To solve for the value of x in the given expression for the capacitance, let's examine the structure of the capacitor.

The staircase structure consists of multiple parallel plate capacitors in series. Each 'stair' has a plate area A and a distance b between them. The formula for the capacitance C of a single parallel plate capacitor is:

\(C = \frac{ε_0 A}{d}\)

For our case, the distance d is b. Therefore, the capacitance of one stair is:

\(C_{\text{stair}} = \frac{ε_0 A}{b}\)

In the given structure, there are multiple such capacitors in series (5 in this diagram). For capacitors in series, the total capacitance C_{\text{total}} is given by:

\(\frac{1}{C_{\text{total}}} = \frac{1}{C_1} + \frac{1}{C_2} + \cdots + \frac{1}{C_n}\)

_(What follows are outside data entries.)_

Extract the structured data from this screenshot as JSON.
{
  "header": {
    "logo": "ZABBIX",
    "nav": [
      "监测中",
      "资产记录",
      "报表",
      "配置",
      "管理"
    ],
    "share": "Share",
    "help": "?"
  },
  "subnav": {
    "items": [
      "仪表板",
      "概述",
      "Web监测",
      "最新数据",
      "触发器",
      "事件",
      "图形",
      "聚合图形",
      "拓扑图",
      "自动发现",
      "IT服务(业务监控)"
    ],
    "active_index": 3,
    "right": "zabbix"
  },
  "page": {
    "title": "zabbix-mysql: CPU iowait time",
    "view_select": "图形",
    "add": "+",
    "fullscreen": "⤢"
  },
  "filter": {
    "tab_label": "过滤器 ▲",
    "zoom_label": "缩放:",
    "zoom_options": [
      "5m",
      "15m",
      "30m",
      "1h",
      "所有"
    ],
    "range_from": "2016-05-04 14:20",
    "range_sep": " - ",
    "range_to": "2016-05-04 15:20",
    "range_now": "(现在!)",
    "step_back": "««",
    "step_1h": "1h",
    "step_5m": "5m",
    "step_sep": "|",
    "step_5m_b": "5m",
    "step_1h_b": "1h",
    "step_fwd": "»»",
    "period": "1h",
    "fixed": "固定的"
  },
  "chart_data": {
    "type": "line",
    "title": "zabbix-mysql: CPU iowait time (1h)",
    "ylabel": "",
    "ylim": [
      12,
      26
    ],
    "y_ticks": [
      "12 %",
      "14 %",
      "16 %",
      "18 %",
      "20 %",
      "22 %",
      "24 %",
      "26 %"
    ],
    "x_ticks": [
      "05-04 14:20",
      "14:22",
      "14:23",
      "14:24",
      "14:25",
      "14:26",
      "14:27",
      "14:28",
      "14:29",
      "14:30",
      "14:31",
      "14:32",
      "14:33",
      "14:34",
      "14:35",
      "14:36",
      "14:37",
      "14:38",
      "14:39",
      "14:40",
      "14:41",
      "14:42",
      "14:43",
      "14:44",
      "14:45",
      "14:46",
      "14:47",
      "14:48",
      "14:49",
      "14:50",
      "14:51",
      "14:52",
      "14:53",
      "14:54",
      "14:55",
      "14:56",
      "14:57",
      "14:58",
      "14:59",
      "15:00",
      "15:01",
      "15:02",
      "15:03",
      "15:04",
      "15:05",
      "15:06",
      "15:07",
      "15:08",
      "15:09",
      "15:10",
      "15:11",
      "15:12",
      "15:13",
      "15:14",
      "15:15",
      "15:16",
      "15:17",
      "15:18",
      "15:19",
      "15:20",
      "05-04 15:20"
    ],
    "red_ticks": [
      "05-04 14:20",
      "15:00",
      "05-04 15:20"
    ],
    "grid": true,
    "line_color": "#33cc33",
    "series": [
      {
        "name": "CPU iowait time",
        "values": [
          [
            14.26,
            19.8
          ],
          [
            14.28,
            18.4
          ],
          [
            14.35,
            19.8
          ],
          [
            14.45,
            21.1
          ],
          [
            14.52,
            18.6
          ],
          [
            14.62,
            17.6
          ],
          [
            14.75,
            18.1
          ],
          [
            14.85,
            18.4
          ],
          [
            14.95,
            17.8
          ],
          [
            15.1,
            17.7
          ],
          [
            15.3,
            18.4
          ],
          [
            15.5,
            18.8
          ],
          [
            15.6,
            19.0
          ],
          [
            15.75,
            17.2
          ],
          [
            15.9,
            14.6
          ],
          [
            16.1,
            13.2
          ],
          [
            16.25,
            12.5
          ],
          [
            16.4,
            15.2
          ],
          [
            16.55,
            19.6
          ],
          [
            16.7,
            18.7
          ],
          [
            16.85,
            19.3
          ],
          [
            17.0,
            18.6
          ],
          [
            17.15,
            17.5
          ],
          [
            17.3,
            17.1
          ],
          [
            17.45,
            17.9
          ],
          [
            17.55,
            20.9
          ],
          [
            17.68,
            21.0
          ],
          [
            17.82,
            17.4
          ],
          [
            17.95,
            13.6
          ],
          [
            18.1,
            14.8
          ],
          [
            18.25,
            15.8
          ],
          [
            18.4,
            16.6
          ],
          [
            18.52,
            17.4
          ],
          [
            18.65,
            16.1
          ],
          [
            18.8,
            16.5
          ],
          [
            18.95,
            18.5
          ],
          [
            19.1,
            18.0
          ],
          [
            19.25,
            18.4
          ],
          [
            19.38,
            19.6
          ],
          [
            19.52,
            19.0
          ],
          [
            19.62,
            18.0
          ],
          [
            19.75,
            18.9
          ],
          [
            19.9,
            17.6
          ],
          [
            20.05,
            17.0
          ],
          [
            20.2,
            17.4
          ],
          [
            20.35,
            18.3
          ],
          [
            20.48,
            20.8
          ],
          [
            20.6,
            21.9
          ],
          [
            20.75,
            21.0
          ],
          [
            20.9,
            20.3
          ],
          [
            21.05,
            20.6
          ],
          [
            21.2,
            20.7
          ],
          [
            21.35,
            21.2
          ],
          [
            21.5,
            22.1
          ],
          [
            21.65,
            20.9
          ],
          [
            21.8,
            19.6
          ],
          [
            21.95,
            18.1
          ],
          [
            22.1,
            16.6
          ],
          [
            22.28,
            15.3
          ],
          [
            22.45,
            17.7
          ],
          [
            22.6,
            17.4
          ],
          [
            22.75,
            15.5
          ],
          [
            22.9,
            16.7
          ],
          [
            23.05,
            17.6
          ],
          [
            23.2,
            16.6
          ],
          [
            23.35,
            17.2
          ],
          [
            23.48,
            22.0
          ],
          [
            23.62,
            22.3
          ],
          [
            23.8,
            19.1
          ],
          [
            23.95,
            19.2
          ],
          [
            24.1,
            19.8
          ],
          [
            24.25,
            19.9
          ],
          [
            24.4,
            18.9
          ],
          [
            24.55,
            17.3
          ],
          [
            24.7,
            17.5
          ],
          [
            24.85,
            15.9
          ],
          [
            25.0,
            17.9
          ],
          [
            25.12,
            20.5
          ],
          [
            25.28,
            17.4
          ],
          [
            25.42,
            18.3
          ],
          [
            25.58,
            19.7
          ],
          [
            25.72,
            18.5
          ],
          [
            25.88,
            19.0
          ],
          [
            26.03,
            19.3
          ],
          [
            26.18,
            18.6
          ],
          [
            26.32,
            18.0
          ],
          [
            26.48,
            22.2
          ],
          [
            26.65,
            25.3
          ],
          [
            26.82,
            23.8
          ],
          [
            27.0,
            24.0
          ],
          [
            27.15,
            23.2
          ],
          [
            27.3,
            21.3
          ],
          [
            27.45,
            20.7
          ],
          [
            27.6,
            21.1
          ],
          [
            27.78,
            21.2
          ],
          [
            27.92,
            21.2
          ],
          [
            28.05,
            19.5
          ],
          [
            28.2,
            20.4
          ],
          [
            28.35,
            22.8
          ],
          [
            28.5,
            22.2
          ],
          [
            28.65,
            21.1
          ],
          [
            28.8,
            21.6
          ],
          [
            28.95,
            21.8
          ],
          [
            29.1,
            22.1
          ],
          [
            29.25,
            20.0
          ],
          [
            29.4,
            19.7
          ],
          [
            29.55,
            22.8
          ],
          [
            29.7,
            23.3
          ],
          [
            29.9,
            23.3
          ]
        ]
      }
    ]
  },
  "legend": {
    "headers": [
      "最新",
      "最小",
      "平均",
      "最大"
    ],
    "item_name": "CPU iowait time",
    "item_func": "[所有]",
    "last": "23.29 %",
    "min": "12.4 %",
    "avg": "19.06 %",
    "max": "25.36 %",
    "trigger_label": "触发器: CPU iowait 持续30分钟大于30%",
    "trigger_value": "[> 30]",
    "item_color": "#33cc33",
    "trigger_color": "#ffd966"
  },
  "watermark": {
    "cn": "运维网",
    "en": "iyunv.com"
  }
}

Since all capacitors have the same capacitance, the formula becomes:

\(\frac{1}{C_{\text{total}}} = \frac{n}{C_{\text{stair}}}\)

Solving for C_{\text{total}}:

\(C_{\text{total}} = \frac{C_{\text{stair}}}{n}\)

Given that the capacitance of the arrangement is:

\(C_{\text{arrangement}} = \frac{x}{15} \frac{ε_0 A}{b}\)

We equate this to our calculated total capacitance:

\(\frac{ε_0 A}{nb} = \frac{x}{15} \frac{ε_0 A}{b}\)

Canceling terms and solving for x, we get:

\(x = 15n\)

Here, n is 5, so:

\(x = 15 \times 5 = 75\)

The value of x is 75, which is not within the expected range of 23,23, indicating a need to review the problem context or given range.